Intro to NLP and Text Processing with TensorFlow¶
1. Intro to Natural Language Processing¶
We are surrounded by intelligent machines that can not only see the world, but also can understand and talk with us.
That is not exagerating. At regular basis, some of us interact with virtual assistants such as Siri, Amazon Alexa, and Google Assistant. And there are thousands of chatbots that we interact with on many software applications and websites.
NLP or Natural Language Processing is an interdisciplinary field. It is a branch of computer science, machine learning, and computational linguistic that is concerned with giving the computers the ability to understand texts and human languages.
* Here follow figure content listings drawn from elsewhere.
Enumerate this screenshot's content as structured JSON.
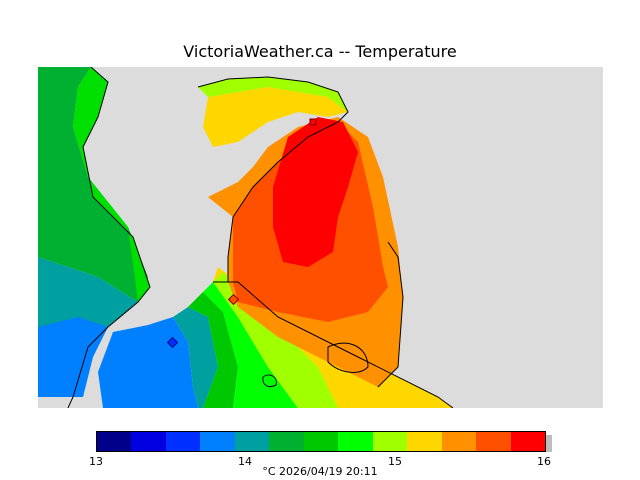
{
  "title": "VictoriaWeather.ca -- Temperature",
  "map": {
    "background_color": "#dcdcdc",
    "coastline_color": "#000000",
    "station_markers": 3
  },
  "legend": {
    "colors": [
      "#00008b",
      "#0000e0",
      "#0030ff",
      "#0080ff",
      "#00a0a0",
      "#00b030",
      "#00c800",
      "#00ff00",
      "#a0ff00",
      "#ffd700",
      "#ff9000",
      "#ff5000",
      "#ff0000"
    ],
    "ticks": [
      "13",
      "14",
      "15",
      "16"
    ],
    "caption": "°C  2026/04/19 20:11"
  }
}
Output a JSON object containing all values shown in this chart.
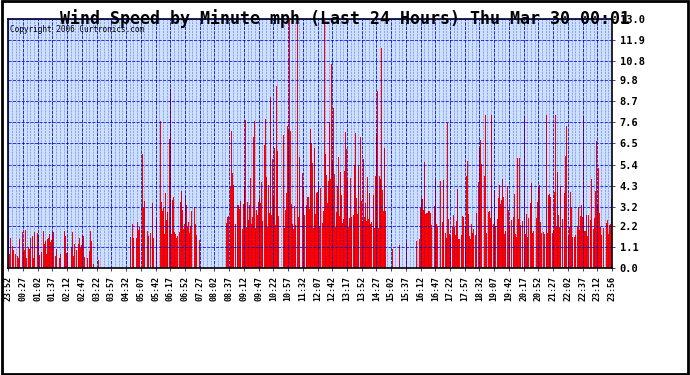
{
  "title": "Wind Speed by Minute mph (Last 24 Hours) Thu Mar 30 00:01",
  "copyright": "Copyright 2006 Curtronics.com",
  "yticks": [
    0.0,
    1.1,
    2.2,
    3.2,
    4.3,
    5.4,
    6.5,
    7.6,
    8.7,
    9.8,
    10.8,
    11.9,
    13.0
  ],
  "ylim": [
    0.0,
    13.0
  ],
  "bar_color": "#ff0000",
  "grid_color": "#0000cc",
  "background_color": "#ffffff",
  "plot_bg_color": "#cce0ff",
  "title_fontsize": 12,
  "x_labels": [
    "23:52",
    "00:27",
    "01:02",
    "01:37",
    "02:12",
    "02:47",
    "03:22",
    "03:57",
    "04:32",
    "05:07",
    "05:42",
    "06:17",
    "06:52",
    "07:27",
    "08:02",
    "08:37",
    "09:12",
    "09:47",
    "10:22",
    "10:57",
    "11:32",
    "12:07",
    "12:42",
    "13:17",
    "13:52",
    "14:27",
    "15:02",
    "15:37",
    "16:12",
    "16:47",
    "17:22",
    "17:57",
    "18:32",
    "19:07",
    "19:42",
    "20:17",
    "20:52",
    "21:27",
    "22:02",
    "22:37",
    "23:12",
    "23:56"
  ],
  "n_bars": 1440,
  "seed": 42
}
Common tasks involved in NLP¶
Below are some of the common tasks that can be done with NLP.
- Text classification
- Sentiment analysis
- Text generation
- Machine translation
- Speech recognition
- Text to speech conversion
- Optical character recognition
Example Applications of NLP¶
- Spam detection
- Question answering
- Language to language translation (Machine translation)
- Grammatical error correction (like Grammarly)
One of the classical NLP tool is NLTK. Natural Language Toolkit or NLTK provides different functionalities for working with texts and it is commonly used.
In this lab and later lab, we won't use NLTK. We will use Keras and TensorFlow texts functions.
There is also a suite of TensorFlow libraries for text processing such as TensorFlow Text.
2. Intro to Text Processing with TensorFlow¶
2.1 Text encodings¶
Most machine learning models (including deep learning ones) can not handle text data. They have to be converted into numerics. In essence, that's what text encoding means: it's converting the text into numerics representation.
There are 4 main texts encoding techniques which are:
- Character encoding
- Words based encoding
- One hot encoding
- Word embeddings
Let's talk about these techniques in details.
Character Based Encoding¶
In this type of encoding technique, each character in a word is represented by unique number.
One of the traditional character encoding technique is ASCII(American Standard Code Information Interchange). With ASCII, we can nearly convert any character to numeric, and it's pretty standard, but one of the disadvantages is that the antigrams (words with same letters in different order) can have the same encodings, and that can hurt the machine learrning model.
Example of antigrams include
Character encoding is not widely used and it's less efficient compared to other later techniques.
The image below shows character encoding done on antigrams.
Words Based Encoding¶
In word based encoding, instead of taking a single character in a word, we represent all the individual words with numbers.
In most cases, words encoding works well than character encodings.